First in a series of World Baseball Classic retrospectives.
LOS ANGELES – Kenley Jansen has had more signature moments on the world stage than most, getting the final out in the 2016 All-Star Game, setting the Dodgers’ all-time saves record, and showing off an electric arm as a catcher for the Netherlands in the 2009 World Baseball Classic. In this WBC, the righthander needed only nine pitches to pitch a scoreless ninth in the Netherlands’ semi-final against Puerto Rico.
The Dutch ultimately lost the game in 11 innings, but inched closer mato their first Classic championship game after being eliminated in the penultimate game of 2013. A night earlier, Jansen picked up his first save of the 2017 campaign for the Dodgers, but we spoke to him about his WBC experience as the first in our series of World Baseball Classic retrospectives. Jansen opened up about the harsh realities of baseball in Curaçao, while lauding the For those who prefer to listen along, the audio is on our Soundcloud.
Gabriel Fidler: This is Gabriel Fidler here with Extra Innings, and we’re going to follow up on some of the things we discussed after the Netherlands’ really heart-breaking loss against Puerto Rico in the World Baseball Classic semi-finals and I wanted to talk some about the WBC and some about Curaçao in the next couple minutes.
Have you talked, Kenley, with other members of the Dutch team since the World Baseball Classic and what sorts of things have you talked about?
Kenley Jansen: Actually, no, I didn’t talk to [anyone], I just hung out with Profar quite a few times in the WBC, but that’s pretty much it. I’m just trying to focus here on my season with the Dodgers, it’s my number one priority and what I’m focussing on.
GF: Do you think there’s a sense of disappointment with any of the Dutch players or does everything on the team feel like “Hey, we came an out away from doing it and we just need four more years and we’ll be ready?”
KJ: I don’t think it’s disappointment and you just can’t take credit off Puerto Rico.
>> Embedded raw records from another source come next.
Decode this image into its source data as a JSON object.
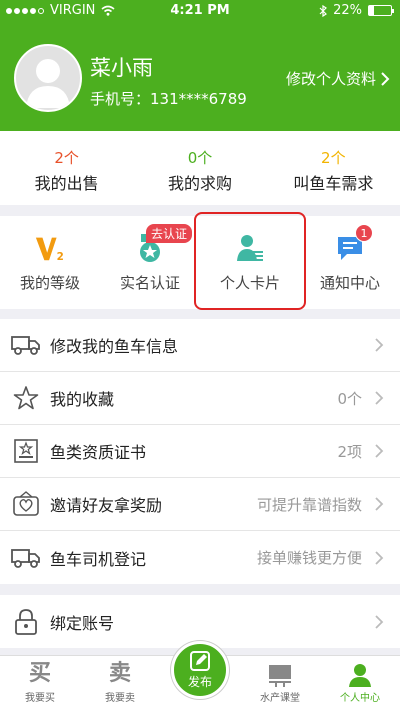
{
  "status_bar": {
    "carrier": "VIRGIN",
    "time": "4:21 PM",
    "battery": "22%",
    "battery_level": 0.22
  },
  "profile": {
    "name": "菜小雨",
    "phone": "手机号：131****6789",
    "edit_label": "修改个人资料"
  },
  "stats": [
    {
      "count": "2个",
      "label": "我的出售",
      "color": "#e8512a"
    },
    {
      "count": "0个",
      "label": "我的求购",
      "color": "#4caf1f"
    },
    {
      "count": "2个",
      "label": "叫鱼车需求",
      "color": "#f2b400"
    }
  ],
  "quick_actions": [
    {
      "label": "我的等级",
      "icon": "level-v2-icon"
    },
    {
      "label": "实名认证",
      "icon": "certification-medal-icon",
      "tag": "去认证"
    },
    {
      "label": "个人卡片",
      "icon": "personal-card-icon"
    },
    {
      "label": "通知中心",
      "icon": "notification-icon",
      "badge": "1"
    }
  ],
  "menu_group_1": [
    {
      "title": "修改我的鱼车信息",
      "value": "",
      "icon": "truck-icon"
    },
    {
      "title": "我的收藏",
      "value": "0个",
      "icon": "star-icon"
    },
    {
      "title": "鱼类资质证书",
      "value": "2项",
      "icon": "certificate-icon"
    },
    {
      "title": "邀请好友拿奖励",
      "value": "可提升靠谱指数",
      "icon": "gift-icon"
    },
    {
      "title": "鱼车司机登记",
      "value": "接单赚钱更方便",
      "icon": "truck-icon"
    }
  ],
  "menu_group_2": [
    {
      "title": "绑定账号",
      "value": "",
      "icon": "lock-icon"
    }
  ],
  "tabbar": {
    "buy": {
      "big": "买",
      "label": "我要买"
    },
    "sell": {
      "big": "卖",
      "label": "我要卖"
    },
    "publish": "发布",
    "class": {
      "label": "水产课堂"
    },
    "me": {
      "label": "个人中心"
    }
  },
  "colors": {
    "brand_green": "#4caf1f",
    "badge_red": "#e8454e",
    "teal": "#3fb7a3",
    "blue": "#3a8ee6",
    "orange": "#f29b10"
  }
}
Puerto Rico was one of the hottest teams in the Baseball Classic and for us, we made a few mistakes, and that cost us our game, but we played a terrific game and we gotta be proud of ourselves that we got back again to the final four. That says a lot. We just gotta keep competing.
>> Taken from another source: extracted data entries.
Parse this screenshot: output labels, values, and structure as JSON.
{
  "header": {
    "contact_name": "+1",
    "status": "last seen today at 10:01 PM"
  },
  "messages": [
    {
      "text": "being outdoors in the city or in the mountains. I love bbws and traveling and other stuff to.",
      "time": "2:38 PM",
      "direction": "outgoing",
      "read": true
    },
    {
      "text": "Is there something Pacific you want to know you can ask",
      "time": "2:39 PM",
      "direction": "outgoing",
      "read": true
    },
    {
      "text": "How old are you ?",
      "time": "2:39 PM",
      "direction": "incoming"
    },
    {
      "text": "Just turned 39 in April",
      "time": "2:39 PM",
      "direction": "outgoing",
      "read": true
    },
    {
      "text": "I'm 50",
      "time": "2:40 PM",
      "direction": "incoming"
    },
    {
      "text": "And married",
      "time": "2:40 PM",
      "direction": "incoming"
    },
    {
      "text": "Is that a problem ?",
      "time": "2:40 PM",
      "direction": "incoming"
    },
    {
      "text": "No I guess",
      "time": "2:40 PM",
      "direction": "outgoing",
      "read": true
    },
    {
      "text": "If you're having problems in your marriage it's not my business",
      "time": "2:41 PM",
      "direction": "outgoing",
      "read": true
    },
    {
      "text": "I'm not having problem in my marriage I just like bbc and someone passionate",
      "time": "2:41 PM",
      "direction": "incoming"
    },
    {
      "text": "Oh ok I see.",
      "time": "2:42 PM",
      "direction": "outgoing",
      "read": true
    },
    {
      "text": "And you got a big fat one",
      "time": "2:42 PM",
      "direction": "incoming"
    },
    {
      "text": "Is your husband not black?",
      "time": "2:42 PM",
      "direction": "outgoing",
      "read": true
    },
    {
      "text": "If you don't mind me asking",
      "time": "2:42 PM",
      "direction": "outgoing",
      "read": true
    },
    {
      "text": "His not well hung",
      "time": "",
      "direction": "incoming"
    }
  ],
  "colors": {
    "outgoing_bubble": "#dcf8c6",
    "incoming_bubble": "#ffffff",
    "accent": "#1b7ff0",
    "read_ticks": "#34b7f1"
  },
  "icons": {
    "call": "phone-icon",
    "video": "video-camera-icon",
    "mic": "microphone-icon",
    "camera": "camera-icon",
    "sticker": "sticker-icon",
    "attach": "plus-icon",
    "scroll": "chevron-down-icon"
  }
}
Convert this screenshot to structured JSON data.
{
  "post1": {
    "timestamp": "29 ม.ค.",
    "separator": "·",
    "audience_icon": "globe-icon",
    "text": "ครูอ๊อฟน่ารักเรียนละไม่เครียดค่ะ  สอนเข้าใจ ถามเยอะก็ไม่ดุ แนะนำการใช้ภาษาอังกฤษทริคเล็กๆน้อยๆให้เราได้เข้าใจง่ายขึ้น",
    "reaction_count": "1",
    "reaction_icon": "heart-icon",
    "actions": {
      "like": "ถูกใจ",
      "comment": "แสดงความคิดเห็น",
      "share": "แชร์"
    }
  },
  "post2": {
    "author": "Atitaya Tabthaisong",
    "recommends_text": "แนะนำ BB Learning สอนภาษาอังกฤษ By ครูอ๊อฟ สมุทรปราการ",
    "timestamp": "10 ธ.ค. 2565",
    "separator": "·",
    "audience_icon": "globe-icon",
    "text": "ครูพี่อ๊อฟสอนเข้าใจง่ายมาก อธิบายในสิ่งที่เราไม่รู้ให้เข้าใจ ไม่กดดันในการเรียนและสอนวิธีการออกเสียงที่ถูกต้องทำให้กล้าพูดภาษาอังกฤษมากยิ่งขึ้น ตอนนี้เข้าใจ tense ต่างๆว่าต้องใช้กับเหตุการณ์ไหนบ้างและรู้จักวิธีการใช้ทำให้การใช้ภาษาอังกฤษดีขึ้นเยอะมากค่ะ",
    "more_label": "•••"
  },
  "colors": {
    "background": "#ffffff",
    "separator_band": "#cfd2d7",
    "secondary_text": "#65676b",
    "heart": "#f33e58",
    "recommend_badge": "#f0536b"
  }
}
GF: You share a clubhouse with an opponent from that semi-final in Kiké Hernández. Have you talked about that semi-final game and had a bit of rivalry over that game?
KJ: Well, I didn’t talk a lot with Kiké because he’s having a good time playing for his country, same with me, I’m having a good time, it was great. It was a great moment, a great feeling, and I’m glad that I played.
GF: You told me after the semis that you played in some games in the Netherlands in 2009, which I wasn’t actually aware of. Was that for World Baseball Classic preparation?
KJ: I can’t remember, I think it was a World Cup or something that only minor league players could play in. We played in Italy; I think we started in the Netherlands and then played in Italy. It was a great thing.
NB: The 2009 Baseball World Cup was the first to be hosting by multiple countries as Europe played host as a continent. It ran from September 9-27, with the United States winning its second in-a-row, the only two major tournament championships it won using professional players until the 2017 World Baseball Classic. Jansen played for the Netherlands rather than the Netherlands Antilles’ team, his first as a pitcher after appearing as a catcher in the 2009 World Baseball Classic (which saw him memorably throw out two runners from his knees). He earned a save against Venezuela in his pitching debut on September 17, and pitched against Cuba three days later. Interestingly, his brother Ardley Jansen was an outfielder for the Antilles’ side, which also had Johnny Gregorius, brother of Didi Gregorius, who was on the Dutch national team. Kenley’s memory was correct about the order and location of the Orange’s games.
GF: Can you talk about your experiences with fans and the players in Italy and any other places you remember and compare that to back home Curaçao?
KJ: Growing up as a kid in Curaçao, playing in front of your family, you don’t want to take it for granted, but you don’t know [how good] it was playing in front of your family and friends. That was a great moment growing up playing baseball, that was a time that you don’t stress. So playing in Curaçao is the best thing. Playing in the Netherlands and Italy, I don’t remember that much! It’s been a while.
GF: It has been eight years, which is hard to imagine.
GF: Can you tell me then more about baseball in Curaçao, what it was like growing up, what the actual experience is like for a player there?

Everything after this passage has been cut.